Voilà l’image de la France. Elle s’éveillait et elle était surprise. C’était comme une grande chasse du monde contre elle, et elle était le gibier. L’Espagne et la Sardaigne, par derrière, lui tenaient serré le filet ; par devant, la Prusse et l’Autriche lui montraient l’épieu ; la Russie poussait, l’Angleterre riait… Elle reculait au gîte… et le gîte était trahi !

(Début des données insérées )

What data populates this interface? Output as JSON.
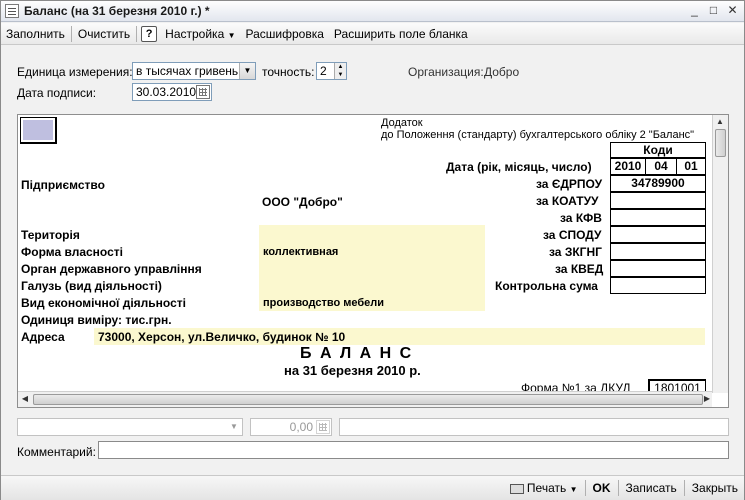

Le gîte était tout ouvert, sans mur ni défense. Depuis que nous avions épousé une Autrichienne, nous avions sagement laissé, sur la frontière la plus exposée, toutes nos murailles par terre. Bonne et crédule nation ! confiante pour Louis XVI, elle avait cru qu’il voudrait sérieusement arrêter les armées des rois, ses libérateurs ; confiante dans ses ministres, soi-disant révolutionnaires, elle avait cru les paroles agréables de Narbonne. « J’ai vu tout », avait-il dit. Il avait vu des armes, et il n’y en avait pas ; des munitions, il n’y en avait pas ; des armées, elles étaient nulles, désorganisées, moralement anéanties. Un homme peu sûr, Dumouriez, le seul qui n’eût pas reculé devant cette situation désespérée, se trouva un moment n’avoir que quinze ou vingt mille hommes contre cent mille vieux soldats.

Et le danger extérieur n’était pas encore le plus grand. Les Prussiens étaient des ennemis moins terribles que les prêtres ; l’armée qui venait à l’Est était peu en comparaison de la grande conspiration ecclésiastique pour armer les paysans de l’Ouest.